Brian Blessed and Pinter’s The Room: a real knock-out
‘Shouting? Swearing? Threats? Menacing looks? I know what you’re thinking: it sounds just like a Harold Pinter play!’
Brian Blessed, Absolute Pandemonium: My Louder than Life Story (London: Pan Books, 2015), p. 77.
As the Harold Pinter: Histories and Legacies team prepare for the holiday season, what better time to reflect on some of the more surprising finds and amusing anecdotes we’ve come across?
In his 2015 autobiography, Absolute Pandemonium, actor, adventurer, and occasional TV host Brian Blessed recounts his friendship with actor Peter O’Toole. According to Blessed, he and O’Toole first met at Bristol University’s premiere production of Pinter’s The Room in 1957. At a party to celebrate the show’s opening, Blessed claims that various students ‘knew I’d boxed and looked to me for protection’ (Blessed, p. 77) from the menacing Pinter. Following the seemingly inevitable confrontation between the two, Blessed describes how,
‘No long dramatic pauses this time, Harold; he got one right on the side of the jaw. Wham! […] Now, Harold Pinter was without doubt a great dramatist – the heaviest of them all – but I’m afraid there was nothing Pinteresque about his punches. In fact, they were more Gilbert and Sullivan, really. Once I’d dodged him a couple of times, I let go a quick left hook, which sent him tumbling backwards.’ (Blessed, pp. 77-78)
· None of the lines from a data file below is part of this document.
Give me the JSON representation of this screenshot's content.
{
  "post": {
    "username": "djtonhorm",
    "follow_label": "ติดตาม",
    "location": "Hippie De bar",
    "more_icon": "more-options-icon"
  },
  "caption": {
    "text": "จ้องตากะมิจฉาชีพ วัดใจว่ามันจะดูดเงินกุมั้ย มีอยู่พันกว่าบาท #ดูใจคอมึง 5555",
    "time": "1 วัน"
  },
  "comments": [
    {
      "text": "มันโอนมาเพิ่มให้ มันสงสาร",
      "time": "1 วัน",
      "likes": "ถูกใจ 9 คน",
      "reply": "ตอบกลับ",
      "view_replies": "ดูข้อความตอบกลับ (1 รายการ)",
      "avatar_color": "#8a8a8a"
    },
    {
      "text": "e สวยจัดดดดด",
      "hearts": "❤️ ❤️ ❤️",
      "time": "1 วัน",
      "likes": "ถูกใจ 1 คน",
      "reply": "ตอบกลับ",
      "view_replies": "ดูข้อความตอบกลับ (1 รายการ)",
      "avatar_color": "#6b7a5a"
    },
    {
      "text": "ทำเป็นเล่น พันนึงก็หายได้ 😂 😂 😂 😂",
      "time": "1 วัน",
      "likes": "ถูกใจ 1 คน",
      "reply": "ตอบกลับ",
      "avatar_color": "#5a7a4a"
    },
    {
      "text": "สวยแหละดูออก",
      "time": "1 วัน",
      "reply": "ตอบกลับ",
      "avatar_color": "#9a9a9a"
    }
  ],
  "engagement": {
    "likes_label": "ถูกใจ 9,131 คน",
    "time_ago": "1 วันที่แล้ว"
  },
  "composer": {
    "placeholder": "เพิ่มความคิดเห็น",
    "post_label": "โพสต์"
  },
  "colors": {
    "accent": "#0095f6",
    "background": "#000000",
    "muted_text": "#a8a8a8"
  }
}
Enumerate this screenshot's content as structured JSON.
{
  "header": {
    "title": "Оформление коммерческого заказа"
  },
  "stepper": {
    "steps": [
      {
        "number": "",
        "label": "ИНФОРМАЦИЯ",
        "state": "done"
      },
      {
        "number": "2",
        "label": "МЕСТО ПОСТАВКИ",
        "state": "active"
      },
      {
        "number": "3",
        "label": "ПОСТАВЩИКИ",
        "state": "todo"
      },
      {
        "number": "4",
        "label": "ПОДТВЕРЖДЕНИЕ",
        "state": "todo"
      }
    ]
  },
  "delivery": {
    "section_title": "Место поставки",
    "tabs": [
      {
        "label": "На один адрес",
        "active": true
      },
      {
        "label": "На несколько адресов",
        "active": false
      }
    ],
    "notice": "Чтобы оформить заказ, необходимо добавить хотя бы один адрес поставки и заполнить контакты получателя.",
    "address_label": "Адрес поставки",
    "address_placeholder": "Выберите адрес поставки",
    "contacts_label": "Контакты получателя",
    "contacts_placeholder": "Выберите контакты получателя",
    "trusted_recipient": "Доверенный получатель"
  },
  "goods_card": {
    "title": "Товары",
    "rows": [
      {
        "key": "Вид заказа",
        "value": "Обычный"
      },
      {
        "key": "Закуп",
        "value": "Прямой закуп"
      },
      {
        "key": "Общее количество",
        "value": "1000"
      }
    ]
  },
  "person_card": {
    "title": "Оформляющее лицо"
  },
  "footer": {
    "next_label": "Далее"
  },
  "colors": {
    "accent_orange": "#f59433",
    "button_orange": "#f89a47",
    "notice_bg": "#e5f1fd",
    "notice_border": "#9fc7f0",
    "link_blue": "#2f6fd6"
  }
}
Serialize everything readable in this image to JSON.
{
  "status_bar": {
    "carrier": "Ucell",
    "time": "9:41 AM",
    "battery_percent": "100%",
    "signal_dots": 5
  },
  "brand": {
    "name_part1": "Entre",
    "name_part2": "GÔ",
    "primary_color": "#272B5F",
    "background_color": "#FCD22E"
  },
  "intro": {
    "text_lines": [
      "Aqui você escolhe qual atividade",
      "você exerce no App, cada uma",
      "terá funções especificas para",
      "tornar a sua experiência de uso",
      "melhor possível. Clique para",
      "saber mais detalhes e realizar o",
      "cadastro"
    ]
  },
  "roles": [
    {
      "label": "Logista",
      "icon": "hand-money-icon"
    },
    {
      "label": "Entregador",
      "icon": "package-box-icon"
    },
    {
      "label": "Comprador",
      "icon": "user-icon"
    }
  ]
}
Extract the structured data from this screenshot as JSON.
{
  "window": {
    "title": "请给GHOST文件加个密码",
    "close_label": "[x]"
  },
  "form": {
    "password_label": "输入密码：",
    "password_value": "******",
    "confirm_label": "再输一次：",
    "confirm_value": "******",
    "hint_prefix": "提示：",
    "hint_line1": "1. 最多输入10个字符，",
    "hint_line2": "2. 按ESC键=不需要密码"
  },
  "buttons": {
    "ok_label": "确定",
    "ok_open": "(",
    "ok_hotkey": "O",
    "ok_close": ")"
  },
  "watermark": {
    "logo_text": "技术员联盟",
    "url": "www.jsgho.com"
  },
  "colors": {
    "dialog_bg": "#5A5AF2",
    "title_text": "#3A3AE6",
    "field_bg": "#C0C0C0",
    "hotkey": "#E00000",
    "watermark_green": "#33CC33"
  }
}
As well as appearing in Blessed’s autobiography, this particular anecdote was extracted and reprinted in the Daily Mail in September 2015, discussed in an interview with ITV News in January 2016, and on BBC Radio 2 in May of the same year. It is a tale that serves Blessed’s bluff, larger-than-life persona well, pitting the affable Blessed against a figure who has not only become synonymous with menace and intrigue, but whose works are at the cornerstone of post-war British drama.
‘Toast of the Season’ or Two-night wonder?
Reviewing the performance records for Pinter’s work at the Royal Shakespeare Company (RSC), I noted a production of The Room in 1985 that took place in the Gulbekian Studios in Newcastle-upon-Tyne and ran for only two performances. This is not surprising in itself; from 1977 until as recently as 2000 the RSC transferred both mainstage productions from Stratford-upon-Avon to Newcastle’s Theatre Royal as well as smaller scale studio work (such as work produced at The Other Place) to the nearby Gulbenkian Studio. This practice – particularly during the late 1970s and 1980s – saw the company take up residence in Newcastle for up to five weeks, running related workshops for schools and the public, as well as discussions and other small-scale entertainments. As in Stratford, while Shakespeare dominated Newcastle’s mainstage, the Gulbenkian Studio hosted a range of classic and contemporary works from Euripides to Ibsen, Pinter to Pam Gems.
More surprising in the case of 1985 production of The Room, however, was the credited director: Brian Blessed.
Details of the production itself are scant, with the RSC’s records only indicating a cast list including Frances Barber, Hepburn Graham, Bernard Horsfall, Brian Parr, Christopher Ravenscroft and Sarah Woodward, all of whom were appearing alongside Blessed in mainstage productions of Richard III and Henry V at the time. It is not clear, for example, if this production was open to the public or part of the RSC’s longstanding practice of actors creating their own pieces of work while contracted to the company? Was it part of a wider season of short works? In 1985, 27 productions are listed as taking place in the Gulbekian Studios, many of which – as in the case of Blessed’s The Room – ran for only one or two nights.
Returning to Blessed autobiography, he claims, ‘I directed The Room at Stratford-upon-Avon a few years ago. It got marvellous reviews. The toast of the season!’ It is reasonable to assume that by ‘at Stratford-upon-Avon’ Blessed is referring to the RSC. However, RSC performance records indicate that the only production of The Room to take place was for those two nights at the Gulbenkian Studio in Newcastle-upon-Tyne. Of course, it maybe that RSC records of work at The Other Place are incomplete and Blessed’s Room could well have been staged there in 1984 alongside other shows that would go on to transfer. But whatever the case, ‘a few years ago’ – over 30 at least – seems like a bit of a stretch…

Brian Blessed as Santa, Santa’s Blotto (2012), dir. Patrick Myles
We look forward to sharing more of our research and findings from the archive – from the sublime to the ridiculous – in 2018.
A “Blessed” holiday season to you all!